Categories of Robot Visual Servoing Systems

Overview

Robot visual servoing integrates machine vision and robot control. It is a nonlinear, strongly coupled system involving image processing, robot kinematics and dynamics, and control theory. Improvements in camera hardware cost-effectiveness, computing speed, and related theory have made visual servoing increasingly viable for practical applications, and its technical challenges remain active research topics.

Machine Vision Definition

Machine vision, as defined by the Society of Manufacturing Engineers (SME) machine vision division and the Robotic Industries Association (RIA) automation vision division, is the automatic acquisition and processing of images of real objects using optical devices and non-contact sensors to obtain required information or to control robot motion.

As a bionic system analogous to the human visual system, machine vision broadly covers acquisition and processing of information through optical devices. This includes visible and non-visible spectra, and may involve obtaining internal object information not directly observable by human vision.

Visual Servoing Definition

Visual servoing refers to the complete process from visual signal acquisition and processing to robot control. Early work in the 1960s performed vision and motion in an open-loop manner, where the vision system provided pose information once and then ceased to participate. The term "visual servo" was proposed in 1979 to emphasize the end-to-end integration of visual processing and control, beyond simple extraction of feedback signals from images.

History

Research on robot vision began in the 1960s. Initially the vision system provided target pose once and did not participate continuously. By the 1970s and 1980s, as computing and imaging hardware advanced, visual servoing developed into a distinct interdisciplinary area spanning robotics, control, and image processing. Since the 1980s, both theory and applications have progressed substantially, and visual servoing is frequently the subject of academic research and conferences.

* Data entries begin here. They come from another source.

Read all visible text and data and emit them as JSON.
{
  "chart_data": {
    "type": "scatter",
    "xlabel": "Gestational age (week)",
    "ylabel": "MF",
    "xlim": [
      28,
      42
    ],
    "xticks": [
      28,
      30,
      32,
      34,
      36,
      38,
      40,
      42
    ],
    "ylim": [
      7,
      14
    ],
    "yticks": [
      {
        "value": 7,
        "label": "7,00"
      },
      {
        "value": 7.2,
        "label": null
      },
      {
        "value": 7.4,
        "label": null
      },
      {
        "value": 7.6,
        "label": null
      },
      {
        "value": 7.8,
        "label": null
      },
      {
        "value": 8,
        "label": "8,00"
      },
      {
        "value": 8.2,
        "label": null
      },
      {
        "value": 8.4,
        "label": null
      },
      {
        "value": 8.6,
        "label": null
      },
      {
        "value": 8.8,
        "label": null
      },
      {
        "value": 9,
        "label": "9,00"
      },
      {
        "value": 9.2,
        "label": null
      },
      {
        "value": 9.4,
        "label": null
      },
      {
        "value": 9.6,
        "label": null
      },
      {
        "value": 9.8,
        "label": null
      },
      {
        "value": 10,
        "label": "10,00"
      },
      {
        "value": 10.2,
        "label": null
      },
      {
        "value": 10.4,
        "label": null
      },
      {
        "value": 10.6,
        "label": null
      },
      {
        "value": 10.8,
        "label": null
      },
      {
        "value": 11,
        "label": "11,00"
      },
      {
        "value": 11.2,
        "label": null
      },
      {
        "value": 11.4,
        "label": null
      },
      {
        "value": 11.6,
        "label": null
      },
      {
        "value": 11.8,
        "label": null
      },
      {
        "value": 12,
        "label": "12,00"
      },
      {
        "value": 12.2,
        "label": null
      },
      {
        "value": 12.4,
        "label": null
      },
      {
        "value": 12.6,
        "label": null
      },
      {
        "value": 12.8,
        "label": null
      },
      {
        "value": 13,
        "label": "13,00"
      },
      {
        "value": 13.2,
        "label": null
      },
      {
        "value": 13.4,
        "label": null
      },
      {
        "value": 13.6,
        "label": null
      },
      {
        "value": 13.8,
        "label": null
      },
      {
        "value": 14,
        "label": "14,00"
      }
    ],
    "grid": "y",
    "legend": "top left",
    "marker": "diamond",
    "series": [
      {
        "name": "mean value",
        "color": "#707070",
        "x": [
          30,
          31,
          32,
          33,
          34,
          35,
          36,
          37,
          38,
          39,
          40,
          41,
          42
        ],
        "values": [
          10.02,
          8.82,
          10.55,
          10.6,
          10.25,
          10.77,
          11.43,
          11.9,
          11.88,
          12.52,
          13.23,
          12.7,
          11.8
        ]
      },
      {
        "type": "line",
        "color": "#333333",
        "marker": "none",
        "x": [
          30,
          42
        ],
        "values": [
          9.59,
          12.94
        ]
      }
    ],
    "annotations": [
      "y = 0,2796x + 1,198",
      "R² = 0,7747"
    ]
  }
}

Classification of Visual Servoing Systems

Visual servoing systems can be classified in several ways:

By number of cameras: Monocular, stereo, and multi-camera systems. A monocular system yields only a 2D image and cannot directly obtain depth. Multi-camera systems provide richer information from multiple viewpoints but increase image processing load and make system stability harder to guarantee. Stereo systems are commonly used.
By camera placement: Eye-in-hand and eye-to-hand (or fixed camera). Eye-in-hand systems can achieve precise control in theory but are sensitive to calibration and robot motion errors. Fixed camera systems are less sensitive to robot kinematic errors, but typically provide lower pose estimation accuracy under similar conditions.
By control reference frame: Position-based visual servoing (PBVS) and image-based visual servoing (IBVS). PBVS extracts the target pose relative to the camera and robot after image processing, requiring calibration of camera, target, and robot models; calibration accuracy directly affects control accuracy. PBVS converts desired pose changes into joint angle commands sent to joint controllers.
By control architecture: Systems using closed-loop joint controllers can be divided into dynamic observation–motion systems and direct visual servoing. In the former, joint feedback stabilizes the robot inner loop while image processing computes camera velocity or position increments that are sent to joint controllers. In direct visual servoing, image processing generates control inputs for joint motions directly.

In IBVS, the key problem is establishing the image Jacobian matrix that relates changes in image feature errors to changes in robot pose velocities. Since images are 2D, computing the image Jacobian generally requires estimating target depth, which remains a difficult problem in computer vision. Methods for obtaining the Jacobian include analytic derivation, calibration, online estimation, and learning approaches such as neural networks.

Main Challenges

Image processing methods: both theoretical formulation and real-time computation are major challenges for visual servoing.
Modeling the relationship between image features and robot joint motion after image processing is difficult.
Many current control methods cannot guarantee global stability over large operating ranges, so research on robust control approaches is still necessary.

Research Directions

Future research directions for visual servoing include:

Fast, robust feature extraction in real-world environments. Given the large data volume of images and advances in programmable devices, hardware implementations of common algorithms may accelerate processing and advance this area.
Developing dedicated theory and software platforms tailored to robot vision systems. Purpose-built platforms could reduce development effort and allow hardware acceleration of vision processing to improve system performance.
Applying artificial intelligence methods. Neural networks have been used, but many AI methods remain underutilized. Overreliance on mathematical modeling leads to high computational loads that limit system responsiveness; AI approaches might reduce computation while meeting real-time requirements.
Incorporating active vision techniques. Active vision enables the system to selectively acquire features according to rules, helping solve problems that are otherwise difficult.
Sensor fusion with non-visual sensors. Combining vision with other sensors can provide complementary information, but introduces challenges in information fusion and redundancy management.

Conclusion

Visual servoing has advanced significantly in recent years, and practical robot vision systems are increasingly deployed in China and abroad. Many technical challenges are expected to see progress in ongoing research. Visual servoing will continue to play a prominent role in robotics and is likely to see expanded use in industrial applications.